Tang and the teachers union have filed for arbitration over the evaluation.


“I was under the impression that it would be a permanent job because of the teachers shortage,” Tang said. “They never mentioned that it would be temporary.”

It was school officials, Tang said, who persuaded him to set up for a long-term stay in San Diego. “I was thinking about moving to San Diego by myself, but they told me I should move my family here because of the good environment and the good elementary schools for my children and that there was no need to hesitate.”

When he showed up at school in September, Tang said, his assignment was unclear.

“Nothing was ready,” Tang said. “No assignment, no written contract, no school.”


A school official said processing the H-1 visa and translating Tang’s foreign credentials into a salary level may have caused delays.

After parents and students complained they could not understand him, Tang agreed to a transfer from his first assignment at Point Loma High School to Garfield Independent Learning Center. “When I went to Garfield, everything went smoothly and the personnel department told me the principal was happy with me,” Tang said.

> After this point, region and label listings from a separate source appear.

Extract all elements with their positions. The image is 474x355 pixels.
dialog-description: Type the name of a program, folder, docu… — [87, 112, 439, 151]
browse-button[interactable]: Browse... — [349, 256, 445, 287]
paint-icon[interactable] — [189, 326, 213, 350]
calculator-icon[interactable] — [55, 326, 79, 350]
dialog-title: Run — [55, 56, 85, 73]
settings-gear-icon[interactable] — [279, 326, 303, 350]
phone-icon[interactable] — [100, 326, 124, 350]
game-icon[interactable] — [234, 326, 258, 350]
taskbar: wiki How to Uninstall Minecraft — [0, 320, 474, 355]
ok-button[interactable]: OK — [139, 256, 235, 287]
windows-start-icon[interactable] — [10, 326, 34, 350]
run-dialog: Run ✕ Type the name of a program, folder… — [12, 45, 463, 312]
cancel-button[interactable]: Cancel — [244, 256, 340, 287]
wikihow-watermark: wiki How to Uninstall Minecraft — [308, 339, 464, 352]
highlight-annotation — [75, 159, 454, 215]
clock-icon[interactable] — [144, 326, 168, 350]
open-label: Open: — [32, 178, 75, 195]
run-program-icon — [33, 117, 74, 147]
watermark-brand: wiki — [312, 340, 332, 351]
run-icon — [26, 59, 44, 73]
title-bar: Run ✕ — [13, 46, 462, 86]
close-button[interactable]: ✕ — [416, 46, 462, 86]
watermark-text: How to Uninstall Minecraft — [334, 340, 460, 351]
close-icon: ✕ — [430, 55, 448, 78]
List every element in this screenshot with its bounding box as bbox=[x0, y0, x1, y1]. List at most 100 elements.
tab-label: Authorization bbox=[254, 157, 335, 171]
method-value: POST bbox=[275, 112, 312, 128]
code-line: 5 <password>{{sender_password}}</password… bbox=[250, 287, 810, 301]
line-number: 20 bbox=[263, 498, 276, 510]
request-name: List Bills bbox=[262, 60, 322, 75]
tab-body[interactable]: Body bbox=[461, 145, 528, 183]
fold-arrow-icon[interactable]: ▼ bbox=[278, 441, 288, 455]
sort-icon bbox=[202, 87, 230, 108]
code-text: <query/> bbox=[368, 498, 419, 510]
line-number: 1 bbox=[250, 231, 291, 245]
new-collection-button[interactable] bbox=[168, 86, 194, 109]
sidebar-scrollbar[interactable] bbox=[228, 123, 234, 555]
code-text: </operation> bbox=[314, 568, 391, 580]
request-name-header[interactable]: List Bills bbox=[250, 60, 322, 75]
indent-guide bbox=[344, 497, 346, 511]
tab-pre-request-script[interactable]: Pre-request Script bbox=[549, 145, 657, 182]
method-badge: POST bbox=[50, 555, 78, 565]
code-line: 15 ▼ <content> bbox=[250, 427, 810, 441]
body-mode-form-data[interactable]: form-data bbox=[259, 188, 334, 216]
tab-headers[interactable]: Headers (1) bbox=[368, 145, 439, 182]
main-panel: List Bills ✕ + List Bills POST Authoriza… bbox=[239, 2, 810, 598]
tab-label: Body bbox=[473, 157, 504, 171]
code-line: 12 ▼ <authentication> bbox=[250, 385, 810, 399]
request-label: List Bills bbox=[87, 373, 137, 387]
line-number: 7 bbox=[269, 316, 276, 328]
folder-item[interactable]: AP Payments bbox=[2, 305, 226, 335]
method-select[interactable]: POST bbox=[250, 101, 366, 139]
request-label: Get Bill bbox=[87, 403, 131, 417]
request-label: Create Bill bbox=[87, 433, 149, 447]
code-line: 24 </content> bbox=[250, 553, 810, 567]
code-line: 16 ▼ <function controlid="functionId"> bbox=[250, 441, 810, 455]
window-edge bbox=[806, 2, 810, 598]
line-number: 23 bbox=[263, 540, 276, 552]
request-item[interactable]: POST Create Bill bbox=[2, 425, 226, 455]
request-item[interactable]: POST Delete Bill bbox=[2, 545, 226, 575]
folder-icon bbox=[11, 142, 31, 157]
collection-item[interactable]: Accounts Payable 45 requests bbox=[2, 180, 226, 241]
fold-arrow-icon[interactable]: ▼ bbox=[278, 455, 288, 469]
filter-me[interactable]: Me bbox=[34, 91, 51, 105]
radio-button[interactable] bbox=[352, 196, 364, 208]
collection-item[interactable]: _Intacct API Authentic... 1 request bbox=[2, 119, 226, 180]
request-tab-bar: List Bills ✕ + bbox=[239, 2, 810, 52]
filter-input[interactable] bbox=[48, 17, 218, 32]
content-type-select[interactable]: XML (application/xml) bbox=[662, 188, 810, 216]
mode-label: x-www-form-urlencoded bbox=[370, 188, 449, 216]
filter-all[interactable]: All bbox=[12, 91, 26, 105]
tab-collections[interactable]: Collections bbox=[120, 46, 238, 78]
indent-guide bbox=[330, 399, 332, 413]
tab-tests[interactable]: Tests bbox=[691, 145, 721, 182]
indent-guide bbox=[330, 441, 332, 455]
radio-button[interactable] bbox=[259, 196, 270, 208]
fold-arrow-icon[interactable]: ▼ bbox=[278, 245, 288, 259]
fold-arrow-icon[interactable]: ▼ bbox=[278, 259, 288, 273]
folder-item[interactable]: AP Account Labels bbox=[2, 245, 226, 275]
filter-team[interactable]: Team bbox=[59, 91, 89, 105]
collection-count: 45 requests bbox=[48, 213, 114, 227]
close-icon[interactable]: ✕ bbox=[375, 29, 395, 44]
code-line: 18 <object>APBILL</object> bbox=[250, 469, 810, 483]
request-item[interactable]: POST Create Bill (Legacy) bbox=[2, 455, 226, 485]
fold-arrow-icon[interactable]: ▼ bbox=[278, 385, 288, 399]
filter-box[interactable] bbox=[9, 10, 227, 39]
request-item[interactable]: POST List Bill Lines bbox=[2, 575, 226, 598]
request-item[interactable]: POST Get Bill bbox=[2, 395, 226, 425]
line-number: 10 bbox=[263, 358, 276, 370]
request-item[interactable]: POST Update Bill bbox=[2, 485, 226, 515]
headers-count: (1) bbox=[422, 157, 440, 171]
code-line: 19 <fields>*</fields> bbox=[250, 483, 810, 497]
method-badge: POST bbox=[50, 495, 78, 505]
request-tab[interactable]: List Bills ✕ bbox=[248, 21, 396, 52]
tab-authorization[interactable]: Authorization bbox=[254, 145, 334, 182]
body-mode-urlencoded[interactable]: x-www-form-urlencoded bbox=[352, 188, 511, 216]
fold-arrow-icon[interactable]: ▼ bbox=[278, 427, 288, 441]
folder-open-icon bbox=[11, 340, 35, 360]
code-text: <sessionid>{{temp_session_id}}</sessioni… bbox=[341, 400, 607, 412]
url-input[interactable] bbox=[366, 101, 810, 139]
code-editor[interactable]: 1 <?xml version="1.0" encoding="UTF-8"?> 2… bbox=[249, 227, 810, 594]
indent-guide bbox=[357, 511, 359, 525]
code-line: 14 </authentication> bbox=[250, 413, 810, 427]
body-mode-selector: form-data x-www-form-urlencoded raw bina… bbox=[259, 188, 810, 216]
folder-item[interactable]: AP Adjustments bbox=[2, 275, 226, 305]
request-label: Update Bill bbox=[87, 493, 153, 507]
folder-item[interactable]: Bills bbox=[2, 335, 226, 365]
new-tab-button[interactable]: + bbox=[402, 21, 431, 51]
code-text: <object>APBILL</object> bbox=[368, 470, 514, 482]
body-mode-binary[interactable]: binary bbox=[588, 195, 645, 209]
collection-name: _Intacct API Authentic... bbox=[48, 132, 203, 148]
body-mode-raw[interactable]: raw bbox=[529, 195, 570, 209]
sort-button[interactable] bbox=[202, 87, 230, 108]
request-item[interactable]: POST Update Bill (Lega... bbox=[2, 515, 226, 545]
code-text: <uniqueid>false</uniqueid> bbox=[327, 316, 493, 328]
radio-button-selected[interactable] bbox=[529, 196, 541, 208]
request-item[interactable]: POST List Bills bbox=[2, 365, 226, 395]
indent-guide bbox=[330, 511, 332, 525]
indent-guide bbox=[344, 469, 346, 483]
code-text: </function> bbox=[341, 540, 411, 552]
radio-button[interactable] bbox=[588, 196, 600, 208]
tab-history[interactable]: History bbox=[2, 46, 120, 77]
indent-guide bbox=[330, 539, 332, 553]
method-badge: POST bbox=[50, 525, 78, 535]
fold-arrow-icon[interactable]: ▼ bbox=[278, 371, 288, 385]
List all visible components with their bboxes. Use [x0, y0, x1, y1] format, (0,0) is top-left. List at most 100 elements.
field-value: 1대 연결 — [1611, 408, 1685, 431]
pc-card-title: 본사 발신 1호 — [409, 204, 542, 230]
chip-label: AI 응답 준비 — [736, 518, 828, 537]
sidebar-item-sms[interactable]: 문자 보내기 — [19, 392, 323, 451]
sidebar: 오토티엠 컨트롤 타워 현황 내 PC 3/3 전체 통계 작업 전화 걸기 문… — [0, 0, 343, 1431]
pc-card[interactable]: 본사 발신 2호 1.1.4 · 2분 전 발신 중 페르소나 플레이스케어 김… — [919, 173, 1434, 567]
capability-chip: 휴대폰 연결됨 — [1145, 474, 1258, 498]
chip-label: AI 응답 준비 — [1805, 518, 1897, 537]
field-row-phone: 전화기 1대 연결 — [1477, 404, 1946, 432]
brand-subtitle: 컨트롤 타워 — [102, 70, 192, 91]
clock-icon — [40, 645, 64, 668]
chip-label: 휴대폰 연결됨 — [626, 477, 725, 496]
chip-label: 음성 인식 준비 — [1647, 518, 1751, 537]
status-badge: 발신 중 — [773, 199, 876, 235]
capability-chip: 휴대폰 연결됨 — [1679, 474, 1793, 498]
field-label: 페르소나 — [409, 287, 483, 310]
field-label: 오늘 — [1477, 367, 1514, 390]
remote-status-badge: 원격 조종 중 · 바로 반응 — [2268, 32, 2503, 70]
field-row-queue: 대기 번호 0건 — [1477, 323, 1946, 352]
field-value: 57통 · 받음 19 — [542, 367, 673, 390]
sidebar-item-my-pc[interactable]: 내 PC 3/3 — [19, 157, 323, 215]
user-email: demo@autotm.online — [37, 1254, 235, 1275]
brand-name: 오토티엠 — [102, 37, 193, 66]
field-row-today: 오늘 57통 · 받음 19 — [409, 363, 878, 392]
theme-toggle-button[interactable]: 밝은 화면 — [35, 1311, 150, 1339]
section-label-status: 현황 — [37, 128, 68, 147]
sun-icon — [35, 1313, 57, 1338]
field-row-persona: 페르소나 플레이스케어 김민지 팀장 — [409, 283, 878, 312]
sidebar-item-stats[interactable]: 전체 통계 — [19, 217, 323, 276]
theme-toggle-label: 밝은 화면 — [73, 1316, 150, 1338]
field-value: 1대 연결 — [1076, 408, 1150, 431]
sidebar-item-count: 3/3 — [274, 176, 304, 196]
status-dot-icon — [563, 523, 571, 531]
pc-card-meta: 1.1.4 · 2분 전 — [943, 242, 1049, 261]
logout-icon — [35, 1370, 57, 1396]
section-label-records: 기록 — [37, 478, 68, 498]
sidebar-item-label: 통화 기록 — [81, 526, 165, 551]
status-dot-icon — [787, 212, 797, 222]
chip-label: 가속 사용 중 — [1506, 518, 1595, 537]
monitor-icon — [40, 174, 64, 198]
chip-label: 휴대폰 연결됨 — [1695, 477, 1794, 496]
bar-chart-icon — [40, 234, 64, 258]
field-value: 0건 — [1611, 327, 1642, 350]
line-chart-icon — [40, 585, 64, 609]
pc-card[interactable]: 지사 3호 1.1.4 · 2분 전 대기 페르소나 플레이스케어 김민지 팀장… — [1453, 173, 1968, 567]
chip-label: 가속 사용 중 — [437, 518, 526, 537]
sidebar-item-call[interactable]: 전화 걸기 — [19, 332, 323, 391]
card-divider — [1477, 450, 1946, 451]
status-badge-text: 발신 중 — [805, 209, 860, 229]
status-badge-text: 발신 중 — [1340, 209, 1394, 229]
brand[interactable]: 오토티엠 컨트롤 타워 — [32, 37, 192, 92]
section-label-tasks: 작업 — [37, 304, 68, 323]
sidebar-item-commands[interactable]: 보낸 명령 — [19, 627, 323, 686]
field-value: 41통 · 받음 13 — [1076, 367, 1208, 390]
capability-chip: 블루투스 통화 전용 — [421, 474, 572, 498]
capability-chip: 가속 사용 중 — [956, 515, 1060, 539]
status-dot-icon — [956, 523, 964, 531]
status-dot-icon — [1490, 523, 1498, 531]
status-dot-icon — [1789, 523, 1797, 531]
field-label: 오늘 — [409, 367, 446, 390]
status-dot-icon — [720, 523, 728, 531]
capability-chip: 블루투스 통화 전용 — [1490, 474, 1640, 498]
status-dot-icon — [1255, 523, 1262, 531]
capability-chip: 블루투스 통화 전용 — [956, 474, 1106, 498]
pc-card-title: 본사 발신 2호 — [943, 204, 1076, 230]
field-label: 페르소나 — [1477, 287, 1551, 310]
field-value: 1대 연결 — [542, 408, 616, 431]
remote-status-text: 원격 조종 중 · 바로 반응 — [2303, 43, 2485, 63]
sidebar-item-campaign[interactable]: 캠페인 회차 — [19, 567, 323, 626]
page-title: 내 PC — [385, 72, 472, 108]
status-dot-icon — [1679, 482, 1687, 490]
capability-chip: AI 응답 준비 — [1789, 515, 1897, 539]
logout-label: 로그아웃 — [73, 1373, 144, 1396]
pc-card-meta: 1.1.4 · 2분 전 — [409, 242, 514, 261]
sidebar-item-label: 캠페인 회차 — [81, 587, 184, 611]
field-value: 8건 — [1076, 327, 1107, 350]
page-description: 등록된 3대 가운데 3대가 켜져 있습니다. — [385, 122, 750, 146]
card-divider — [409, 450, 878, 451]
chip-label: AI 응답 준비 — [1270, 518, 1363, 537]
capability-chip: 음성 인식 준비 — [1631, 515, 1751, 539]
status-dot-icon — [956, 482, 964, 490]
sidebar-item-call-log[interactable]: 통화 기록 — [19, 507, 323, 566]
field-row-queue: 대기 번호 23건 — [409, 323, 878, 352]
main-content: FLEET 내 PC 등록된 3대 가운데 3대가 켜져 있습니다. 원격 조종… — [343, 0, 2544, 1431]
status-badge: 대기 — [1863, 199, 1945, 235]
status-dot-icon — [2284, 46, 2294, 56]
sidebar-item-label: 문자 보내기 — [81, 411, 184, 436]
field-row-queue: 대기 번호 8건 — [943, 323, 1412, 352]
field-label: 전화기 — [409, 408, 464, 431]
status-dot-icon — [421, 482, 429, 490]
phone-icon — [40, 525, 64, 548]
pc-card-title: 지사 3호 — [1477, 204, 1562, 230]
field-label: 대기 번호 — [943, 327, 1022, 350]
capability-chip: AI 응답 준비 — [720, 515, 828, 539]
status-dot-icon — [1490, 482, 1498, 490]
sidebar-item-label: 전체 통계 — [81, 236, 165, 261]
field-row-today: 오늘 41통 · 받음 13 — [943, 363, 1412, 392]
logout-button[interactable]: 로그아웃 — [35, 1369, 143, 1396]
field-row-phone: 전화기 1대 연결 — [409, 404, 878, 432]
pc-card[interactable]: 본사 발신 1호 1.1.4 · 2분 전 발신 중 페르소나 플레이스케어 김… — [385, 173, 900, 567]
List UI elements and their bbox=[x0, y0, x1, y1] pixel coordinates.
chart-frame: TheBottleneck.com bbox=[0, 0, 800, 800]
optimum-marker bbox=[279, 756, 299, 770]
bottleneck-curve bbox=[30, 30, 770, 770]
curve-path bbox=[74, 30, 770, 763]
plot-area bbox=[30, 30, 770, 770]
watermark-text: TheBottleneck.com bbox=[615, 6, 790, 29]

In May, Tang was notified that he still did not meet language standards.

Officials in the teachers association contend Tang’s speaking skills are sound. “I talk to him and I can understand him,” said Felicitas. “He has the ability and he has the skills. He’s a top-notch teacher.”


Tang has a master’s degree in mathematics from Simon Fraser and an undergraduate degree in electrical engineering from Taiwan University. He is a native of Burma and is a Canadian citizen. Chinese is his native tongue.

Susan Izu, a personnel administrator who interviewed Tang before he was hired, said Tang’s English was a concern. “There were concerns about whether he would be an effective teacher in terms of his skills in English,” Izu said. “We didn’t think the problem was insurmountable.” She said a school principal who interviewed Tang also believed his English was acceptable.

Felicitas said the district shouldn’t have hired Tang if there were concerns about his language abilities.

“My response is: You bring him down here, he brings his family and now you want to fire him?” Felicitas said. “I think it’s kind of dirty pool.


“Our biggest point is that if you are going to recruit teachers, and you have concerns, why offer a contract?”

Izu said Tang’s contract was temporary and that responsibility for improving his English was his. “Just because a school district offers a contract is no assurance that a teacher will be 100% effective,” Izu said. “Apparently, the way he was received in the schools indicates communication is a problem.”

Regardless of the outcome of the arbitration, Tang must pass the California Basic Educational Skills Test to continue teaching here. He has passed the math and reading sections, but failed the writing requirement three times. He will take the skills test again Saturday.

Tang said he wants to continue to teach here. “I like the San Diego schools very much, except for the disputes.”